But when Finch lifted a forceful on-drive just centimetres above the turf it was caught by short mid-on.

That was followed soon after by a procession of wicket gifting. First Shaun Marsh aimed an optimistic off drive at a wide, loopy delivery from debutant spinner Bilal Asif and gave a catch to first slip.

Soon after, Khawaja had a brainfade, playing a half-hearted lap sweep against Asif which merely lobbed to short leg. Khawaja had been in control when playing the full-blooded, conventional sweep shot but looked vulnerable every time he tried the lap version.

That brought to the crease Travis Head, one of Australia’s three debutants for the match. The 24-year-old has a reputation for being shaky against spin and that was justified, as he completed an ugly, nine-ball duck. Head’s outside edge was beaten twice in the first over he faced from Asif, who then had him caught at slip in a near-identical manner to the dismissal of Shaun Marsh.

First-gamer Marnus Labuschagne’s stay was even shorter, out second ball, caught at short leg as he pushed with hard hands at a well-flighted delivery from Asif. Australia had lost 5-29.

Captain Tim Paine and joint vice-captain Mitchell Marsh managed to hold back the flood for nine overs before they, too, were washed away. Caught on the crease, Marsh was LBW to an in-swinger from Abbas, who bowled with relentless precision to take 4-29 from 19 overs.

Four balls later Paine became one of Asif’s six victims as he gave a catch to short leg off his inside edge before the tail was mopped up by Pakistan.

Tim Paine

Skipper Tim Paine (Photo by Ashley Vlotman/Gallo Images/Gallo Images)

Frittering away a great opening stand is familiar territory for the Australians when playing in the UAE.

The last time they toured there, David Warner and Chris Rogers took them to 0-128 in the first Test, only to then lose 10-175, suffering a 221-run defeat.

Australia appear to be headed for a similarly hefty loss here, in spite of a good finish to Day 3, when they managed to reduce Pakistan to 3-45 in their second innings. On a pitch which is offering an increasing amount of help to slow bowlers, the Australian spinners grabbed all three wickets.

After struggling badly in the first innings, Jon Holland produced a terrific spell before stumps, grabbing 2-9. Even still, Pakistan lead by a whopping 325 runs, which is already 150 more than I would back Australia to make in the fourth innings.
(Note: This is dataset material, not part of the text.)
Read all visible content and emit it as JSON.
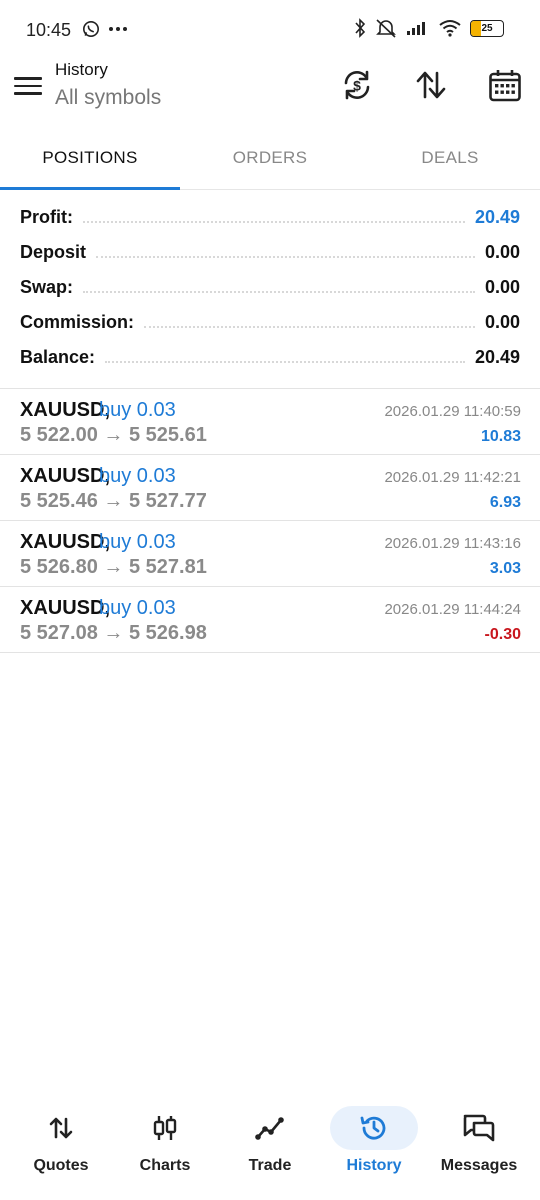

Amid this dense gloom, however, were two significant positives: the efforts of Khawaja and Finch.

The former has long laboured overseas, particularly in Asia, where he averaged 14 from five Tests prior to this match. While he so often looks commanding at home against spinners, Khawaja has continually appeared anxious and timid against them in Asia. Not so in this innings, however, as the 31-year-old played the Pakistan tweakers with encouraging certainty. Even when Khawaja got a let-off on 17, as Sarfraz missed an easy legside stumping from the bowling of Yasir, he did not go back into his shell.

In his next few balls from Yasir, he advanced once more and also played a powerful sweep shot. To further underscore his newfound belief against spin, Khawaja reverse-swept consecutive balls for four off Yasir just after reaching his half century.

At the other end, Finch did a good job of shackling his aggressive instincts. When the seamers bowled straight, he avoided playing across the line, and when the spinners tossed up wide tempters, he left them alone.

His dawdling strike rate of 38 proved Finch is willing to shelve his ego in the quest to become a successful Test cricketer.

Yet, by stumps, the graft of Finch and Khawaja had been well and truly wasted by their teammates. Australia are staring at a big defeat.